Predicting the Density of Solid and Liquid Near-Eutectic Ga–In–Sn Alloy

Europe has set itself the goal of reducing net greenhouse gas emissions to zero by 2050. This requires innovative concepts for the transfer of thermal energy. One of these could be the use of liquid metals and alloys as heat carriers. For this purpose, the precise knowledge of the thermophysical properties of these materials is of great importance. This study therefore aims to model the temperature dependent density of solid and liquid near-eutectic gallium-indium-tin alloys. Three approaches—weighted fitting of experimental data, modelling based on atomic volumes of alloying elements, and an approach that accounts for possible excess density—are utilised.

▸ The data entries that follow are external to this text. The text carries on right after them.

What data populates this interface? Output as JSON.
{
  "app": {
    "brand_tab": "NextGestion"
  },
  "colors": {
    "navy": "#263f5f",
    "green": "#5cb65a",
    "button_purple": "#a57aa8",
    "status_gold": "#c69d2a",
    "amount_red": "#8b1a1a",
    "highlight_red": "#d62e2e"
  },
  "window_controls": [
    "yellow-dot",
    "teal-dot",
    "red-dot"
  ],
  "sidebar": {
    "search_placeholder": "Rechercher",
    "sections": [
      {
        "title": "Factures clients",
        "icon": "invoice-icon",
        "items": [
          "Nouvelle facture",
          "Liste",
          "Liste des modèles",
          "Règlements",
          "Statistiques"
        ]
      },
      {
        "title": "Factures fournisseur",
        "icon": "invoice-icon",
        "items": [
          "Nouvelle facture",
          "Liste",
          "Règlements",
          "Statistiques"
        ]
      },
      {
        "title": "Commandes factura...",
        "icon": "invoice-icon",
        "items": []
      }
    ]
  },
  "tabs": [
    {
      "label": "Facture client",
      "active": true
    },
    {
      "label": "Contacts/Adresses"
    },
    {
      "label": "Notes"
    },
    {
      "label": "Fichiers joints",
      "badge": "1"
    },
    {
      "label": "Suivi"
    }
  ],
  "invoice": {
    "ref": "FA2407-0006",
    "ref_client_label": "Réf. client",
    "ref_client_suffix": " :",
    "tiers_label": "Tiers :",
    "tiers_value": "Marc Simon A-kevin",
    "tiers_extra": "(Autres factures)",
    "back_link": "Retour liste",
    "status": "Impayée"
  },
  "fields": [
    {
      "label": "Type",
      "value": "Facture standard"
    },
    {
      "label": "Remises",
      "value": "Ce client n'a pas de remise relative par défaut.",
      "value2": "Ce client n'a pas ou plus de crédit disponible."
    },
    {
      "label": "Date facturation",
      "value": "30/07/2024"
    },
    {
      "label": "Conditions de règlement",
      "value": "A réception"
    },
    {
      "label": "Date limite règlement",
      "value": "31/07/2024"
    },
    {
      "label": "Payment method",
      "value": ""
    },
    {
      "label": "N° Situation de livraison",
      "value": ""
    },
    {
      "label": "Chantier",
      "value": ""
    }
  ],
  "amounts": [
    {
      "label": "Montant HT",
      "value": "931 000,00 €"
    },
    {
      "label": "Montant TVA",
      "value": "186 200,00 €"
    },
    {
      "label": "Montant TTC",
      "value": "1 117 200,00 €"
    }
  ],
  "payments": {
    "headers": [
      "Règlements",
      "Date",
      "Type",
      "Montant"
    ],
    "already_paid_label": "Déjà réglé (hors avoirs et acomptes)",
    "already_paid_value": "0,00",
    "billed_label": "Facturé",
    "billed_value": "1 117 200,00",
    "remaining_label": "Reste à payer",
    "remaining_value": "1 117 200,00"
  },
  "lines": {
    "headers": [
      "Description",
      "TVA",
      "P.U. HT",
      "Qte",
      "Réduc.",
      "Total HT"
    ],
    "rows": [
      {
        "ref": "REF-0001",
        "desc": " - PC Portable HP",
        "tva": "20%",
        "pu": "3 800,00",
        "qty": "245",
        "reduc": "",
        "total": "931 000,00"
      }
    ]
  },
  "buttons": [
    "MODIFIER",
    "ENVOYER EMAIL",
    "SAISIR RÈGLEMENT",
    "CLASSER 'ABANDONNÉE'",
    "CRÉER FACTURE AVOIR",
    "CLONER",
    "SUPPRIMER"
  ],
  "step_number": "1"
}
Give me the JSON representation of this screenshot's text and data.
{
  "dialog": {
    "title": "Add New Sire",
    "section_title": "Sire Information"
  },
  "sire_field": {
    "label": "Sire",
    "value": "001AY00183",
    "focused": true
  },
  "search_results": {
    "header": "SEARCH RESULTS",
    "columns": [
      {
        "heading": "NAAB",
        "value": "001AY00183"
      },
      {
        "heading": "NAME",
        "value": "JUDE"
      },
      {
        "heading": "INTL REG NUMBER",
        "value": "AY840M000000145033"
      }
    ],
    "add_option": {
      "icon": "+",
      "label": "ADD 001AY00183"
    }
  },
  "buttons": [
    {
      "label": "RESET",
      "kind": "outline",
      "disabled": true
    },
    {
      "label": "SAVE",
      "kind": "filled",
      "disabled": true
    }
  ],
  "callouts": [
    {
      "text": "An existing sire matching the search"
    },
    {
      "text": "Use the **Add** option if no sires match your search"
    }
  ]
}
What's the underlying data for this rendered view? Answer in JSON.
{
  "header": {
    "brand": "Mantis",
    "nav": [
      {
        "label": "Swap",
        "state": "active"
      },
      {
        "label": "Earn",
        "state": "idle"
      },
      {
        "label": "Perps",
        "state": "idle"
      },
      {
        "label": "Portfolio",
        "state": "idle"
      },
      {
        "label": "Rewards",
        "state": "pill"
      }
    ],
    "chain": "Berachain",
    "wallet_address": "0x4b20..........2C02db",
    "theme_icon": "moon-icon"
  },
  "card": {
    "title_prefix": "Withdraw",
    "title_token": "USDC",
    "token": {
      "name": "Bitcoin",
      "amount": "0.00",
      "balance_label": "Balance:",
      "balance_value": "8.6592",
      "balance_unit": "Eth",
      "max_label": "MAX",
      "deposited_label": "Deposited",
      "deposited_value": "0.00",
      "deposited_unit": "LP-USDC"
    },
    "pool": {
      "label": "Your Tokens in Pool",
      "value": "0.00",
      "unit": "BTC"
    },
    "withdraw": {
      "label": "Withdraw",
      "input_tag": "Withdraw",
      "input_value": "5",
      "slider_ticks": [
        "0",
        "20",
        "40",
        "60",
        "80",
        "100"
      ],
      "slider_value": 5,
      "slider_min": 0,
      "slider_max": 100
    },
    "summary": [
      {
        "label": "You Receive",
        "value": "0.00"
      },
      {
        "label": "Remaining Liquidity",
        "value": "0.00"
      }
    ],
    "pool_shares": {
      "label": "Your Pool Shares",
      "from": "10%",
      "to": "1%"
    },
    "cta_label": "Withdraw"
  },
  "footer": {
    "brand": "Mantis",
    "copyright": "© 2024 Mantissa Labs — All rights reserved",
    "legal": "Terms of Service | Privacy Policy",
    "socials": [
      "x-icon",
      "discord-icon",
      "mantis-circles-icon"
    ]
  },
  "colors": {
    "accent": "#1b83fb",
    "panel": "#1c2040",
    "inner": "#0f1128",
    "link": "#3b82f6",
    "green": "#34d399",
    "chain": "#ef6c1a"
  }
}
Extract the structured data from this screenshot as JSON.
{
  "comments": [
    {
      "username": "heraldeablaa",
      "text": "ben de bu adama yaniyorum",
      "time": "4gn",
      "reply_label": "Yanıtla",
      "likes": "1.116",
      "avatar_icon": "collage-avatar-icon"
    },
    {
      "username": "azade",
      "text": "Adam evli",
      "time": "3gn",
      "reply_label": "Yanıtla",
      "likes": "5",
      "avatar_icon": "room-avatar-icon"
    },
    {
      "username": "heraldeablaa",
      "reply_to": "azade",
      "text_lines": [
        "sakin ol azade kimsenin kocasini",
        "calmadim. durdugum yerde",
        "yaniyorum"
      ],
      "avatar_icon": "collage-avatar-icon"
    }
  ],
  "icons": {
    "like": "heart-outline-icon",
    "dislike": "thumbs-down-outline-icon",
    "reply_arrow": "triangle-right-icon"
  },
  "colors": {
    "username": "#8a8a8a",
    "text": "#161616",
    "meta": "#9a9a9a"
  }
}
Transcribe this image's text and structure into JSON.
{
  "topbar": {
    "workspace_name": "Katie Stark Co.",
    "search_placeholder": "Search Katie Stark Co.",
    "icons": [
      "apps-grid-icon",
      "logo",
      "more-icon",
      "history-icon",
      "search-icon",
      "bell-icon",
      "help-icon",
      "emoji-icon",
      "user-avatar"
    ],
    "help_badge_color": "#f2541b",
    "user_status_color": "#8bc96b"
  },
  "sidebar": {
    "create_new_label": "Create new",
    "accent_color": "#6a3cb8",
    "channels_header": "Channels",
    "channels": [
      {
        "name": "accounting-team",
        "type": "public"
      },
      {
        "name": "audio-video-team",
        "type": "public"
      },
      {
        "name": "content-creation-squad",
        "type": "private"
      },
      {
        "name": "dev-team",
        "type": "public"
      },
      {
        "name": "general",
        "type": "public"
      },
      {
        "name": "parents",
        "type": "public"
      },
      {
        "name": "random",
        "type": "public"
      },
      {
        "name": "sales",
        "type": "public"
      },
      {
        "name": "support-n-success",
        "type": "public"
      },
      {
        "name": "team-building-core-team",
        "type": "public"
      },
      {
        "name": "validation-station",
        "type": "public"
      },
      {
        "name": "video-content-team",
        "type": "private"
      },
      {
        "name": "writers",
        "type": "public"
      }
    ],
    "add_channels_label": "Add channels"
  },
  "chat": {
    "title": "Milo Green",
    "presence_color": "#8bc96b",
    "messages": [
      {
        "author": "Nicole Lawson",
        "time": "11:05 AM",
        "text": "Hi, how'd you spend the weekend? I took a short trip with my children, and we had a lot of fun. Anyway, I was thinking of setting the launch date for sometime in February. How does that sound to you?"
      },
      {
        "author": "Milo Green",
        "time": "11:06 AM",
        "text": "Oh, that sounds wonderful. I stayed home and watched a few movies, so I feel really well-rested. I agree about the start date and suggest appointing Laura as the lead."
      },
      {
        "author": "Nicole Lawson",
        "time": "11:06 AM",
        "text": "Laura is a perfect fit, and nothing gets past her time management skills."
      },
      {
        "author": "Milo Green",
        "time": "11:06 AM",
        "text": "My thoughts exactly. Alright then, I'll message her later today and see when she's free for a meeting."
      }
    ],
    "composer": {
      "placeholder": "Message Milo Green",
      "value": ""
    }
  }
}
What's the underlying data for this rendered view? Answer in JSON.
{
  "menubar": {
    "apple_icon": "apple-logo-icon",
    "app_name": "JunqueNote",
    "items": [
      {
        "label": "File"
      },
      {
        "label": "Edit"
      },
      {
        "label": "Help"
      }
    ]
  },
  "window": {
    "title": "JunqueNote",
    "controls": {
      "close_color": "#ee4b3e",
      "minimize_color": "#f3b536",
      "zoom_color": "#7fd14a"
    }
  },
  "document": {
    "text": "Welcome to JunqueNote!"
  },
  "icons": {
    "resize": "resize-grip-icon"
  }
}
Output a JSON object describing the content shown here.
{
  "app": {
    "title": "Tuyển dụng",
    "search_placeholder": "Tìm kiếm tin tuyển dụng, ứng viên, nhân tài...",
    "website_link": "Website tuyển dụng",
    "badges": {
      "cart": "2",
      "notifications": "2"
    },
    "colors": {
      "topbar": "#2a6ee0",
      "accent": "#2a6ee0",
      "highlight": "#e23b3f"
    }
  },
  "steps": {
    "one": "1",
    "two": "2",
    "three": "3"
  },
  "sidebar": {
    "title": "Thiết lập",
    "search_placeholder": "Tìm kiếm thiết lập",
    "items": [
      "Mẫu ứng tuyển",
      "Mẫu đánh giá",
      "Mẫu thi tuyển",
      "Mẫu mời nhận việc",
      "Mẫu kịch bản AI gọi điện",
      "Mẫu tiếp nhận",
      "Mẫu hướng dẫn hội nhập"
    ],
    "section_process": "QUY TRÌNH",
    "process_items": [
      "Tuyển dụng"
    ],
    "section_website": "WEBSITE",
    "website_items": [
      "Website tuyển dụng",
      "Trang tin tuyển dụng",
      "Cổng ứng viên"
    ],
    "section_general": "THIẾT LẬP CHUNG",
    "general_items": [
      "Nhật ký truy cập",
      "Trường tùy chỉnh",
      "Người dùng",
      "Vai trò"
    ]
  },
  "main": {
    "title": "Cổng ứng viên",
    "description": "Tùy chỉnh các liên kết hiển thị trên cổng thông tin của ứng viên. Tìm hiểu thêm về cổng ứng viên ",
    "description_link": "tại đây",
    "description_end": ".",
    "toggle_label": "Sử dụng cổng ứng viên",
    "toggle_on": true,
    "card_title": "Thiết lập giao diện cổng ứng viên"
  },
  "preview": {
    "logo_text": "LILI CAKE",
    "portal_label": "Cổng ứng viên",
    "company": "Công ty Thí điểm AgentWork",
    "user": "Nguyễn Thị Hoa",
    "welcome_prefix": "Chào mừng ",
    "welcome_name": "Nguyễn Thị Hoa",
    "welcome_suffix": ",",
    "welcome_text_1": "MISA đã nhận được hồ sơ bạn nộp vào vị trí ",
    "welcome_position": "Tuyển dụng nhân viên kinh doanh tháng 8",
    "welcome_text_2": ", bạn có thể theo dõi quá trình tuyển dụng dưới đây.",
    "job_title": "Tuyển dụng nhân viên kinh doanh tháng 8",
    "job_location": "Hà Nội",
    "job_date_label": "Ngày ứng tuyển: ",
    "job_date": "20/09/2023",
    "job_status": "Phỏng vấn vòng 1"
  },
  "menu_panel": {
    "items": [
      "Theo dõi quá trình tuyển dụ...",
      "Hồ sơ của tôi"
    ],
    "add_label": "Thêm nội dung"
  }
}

Details of these strategies with respect to the thermophysical properties of the alloying elements, and the binary sub-alloys, are discussed. The resulting correlations are validated using six independent experimental data sets. The study concludes that, currently, the fitting polynomials are the most reliable models. The estimates based on atomic volumes are in close agreement with these functions. This is true for both the solid and liquid states. This marks the first time that the density of the solid state of this particular alloy has been modelled. The difficulties associated with modelling the density excess are manifold. This includes the lack of precise thermophysical properties for the alloying elements. The study paves the way for near-eutectic liquid gallium-indium-tin alloy as a heat carrier. In the view of the potential importance of heat transfer employing liquid metals, these findings highlight the need for further investigations in this field.